HOLYOKE — Holyoke Community College (HCC) marked the official opening of its new Center for Life Sciences yesterday with a ribbon-cutting celebration featuring lab demonstrations and tours of the 13,000-square-foot, $4.55 million, state-of-the-art facility.
“This is an amazing space,” said HCC President Christina Royal, standing in the crowded lobby of the center on the first floor of the Marieb Building. “This building has not been renovated since 1972. With this facility, we’ve just brought the education level of our biotechnology and life-science programs into the 21st century.”
The Center for Life Sciences, which opened for classes in September for the start of the fall semester, features a suite of new science labs and classrooms and the only ISO-certified cleanroom at any community college in Massachusetts.

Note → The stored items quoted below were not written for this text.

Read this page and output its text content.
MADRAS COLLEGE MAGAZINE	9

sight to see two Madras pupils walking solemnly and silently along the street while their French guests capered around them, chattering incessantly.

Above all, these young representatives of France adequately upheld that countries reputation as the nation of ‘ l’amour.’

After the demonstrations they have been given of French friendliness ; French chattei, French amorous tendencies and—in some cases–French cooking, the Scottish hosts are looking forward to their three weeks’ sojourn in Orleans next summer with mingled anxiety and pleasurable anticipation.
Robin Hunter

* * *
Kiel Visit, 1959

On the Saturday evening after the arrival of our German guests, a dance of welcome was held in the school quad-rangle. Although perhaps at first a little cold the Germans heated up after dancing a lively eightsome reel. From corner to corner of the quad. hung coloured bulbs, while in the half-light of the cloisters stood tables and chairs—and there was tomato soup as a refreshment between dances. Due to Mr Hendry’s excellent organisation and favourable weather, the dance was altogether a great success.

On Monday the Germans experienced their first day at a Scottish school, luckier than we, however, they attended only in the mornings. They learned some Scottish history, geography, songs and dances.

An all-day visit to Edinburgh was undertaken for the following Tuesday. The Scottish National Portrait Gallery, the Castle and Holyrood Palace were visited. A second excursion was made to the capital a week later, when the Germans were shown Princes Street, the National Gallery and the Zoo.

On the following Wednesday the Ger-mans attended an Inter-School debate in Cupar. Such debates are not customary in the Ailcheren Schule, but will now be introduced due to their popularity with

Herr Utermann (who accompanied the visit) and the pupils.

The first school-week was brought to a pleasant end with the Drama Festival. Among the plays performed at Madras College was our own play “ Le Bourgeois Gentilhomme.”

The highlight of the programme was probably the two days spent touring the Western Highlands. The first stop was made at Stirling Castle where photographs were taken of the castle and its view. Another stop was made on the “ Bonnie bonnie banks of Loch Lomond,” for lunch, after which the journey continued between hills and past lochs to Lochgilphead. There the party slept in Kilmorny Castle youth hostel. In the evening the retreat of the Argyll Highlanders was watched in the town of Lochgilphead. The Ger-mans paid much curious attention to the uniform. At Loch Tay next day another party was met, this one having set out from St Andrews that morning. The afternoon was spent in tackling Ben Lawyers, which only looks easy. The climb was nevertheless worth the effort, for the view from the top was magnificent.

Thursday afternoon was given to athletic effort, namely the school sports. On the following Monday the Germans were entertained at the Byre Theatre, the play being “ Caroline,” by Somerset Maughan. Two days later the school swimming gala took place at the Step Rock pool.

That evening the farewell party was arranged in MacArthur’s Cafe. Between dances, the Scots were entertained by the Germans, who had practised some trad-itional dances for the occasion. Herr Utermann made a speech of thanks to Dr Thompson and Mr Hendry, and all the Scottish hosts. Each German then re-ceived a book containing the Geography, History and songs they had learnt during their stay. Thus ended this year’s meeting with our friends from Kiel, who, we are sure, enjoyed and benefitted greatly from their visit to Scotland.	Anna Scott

“Today we all celebrate another great achievement for Holyoke Community College,” said U.S. Rep. Richard Neal, who noted the importance of community colleges for providing opportunities to aspiring students. “As we’ve watched what’s happened to the cost of higher education, we are all reminded that it is more important than ever to have a flourishing community-college system.”
Jim Peyser, state secretary of Education, said the ribbon-cutting celebration was an important part of the state’s first annual STEM Week.
“What we’re trying to do is shine a spotlight on all the great things that are going on around the Commonwealth in STEM education,” he said. “In Massachusetts, there is something on the order of 600,000 jobs in STEM fields. There are 270,000 or so postings for STEM jobs in the state. This is not just a big part of our economy, but the fastest-growing part.”
Among the other officials and dignitaries on hand for the celebration were Holyoke Mayor Alex Morse and state Reps. Aaron Vega and Angelo Puppolo, who, along with the many visitors and guests, toured the new science labs and talked to biotechnology and microbiology students as they conducted experiments dressed in white lab coats.
“These are our future doctors, future scientists, and future researchers,” Royal said. “These are the types of aspirations that they have as they start here at HCC and look to move on into the workforce or toward opportunities to transfer and continue their educations. It’s wonderful to watch.”
The Massachusetts Life Sciences Center provided the majority of funding for the project in the form of a $3.8 million grant, with the balance of the total cost coming from the HCC Foundation.
“We are committed to providing the innovative infrastructure, alongside dynamic educational and experiential opportunities and other necessary resources, to develop the next generation of great scientists, engineers, and life-science entrepreneurs,” Travis McCready, president and CEO of the Massachusetts Life Sciences Center, said in a statement before the event. “HCC is providing its students with state-of-the-art equipment, facilities, and instruction to gain the skills necessary to further fuel our world-class talent pipeline.”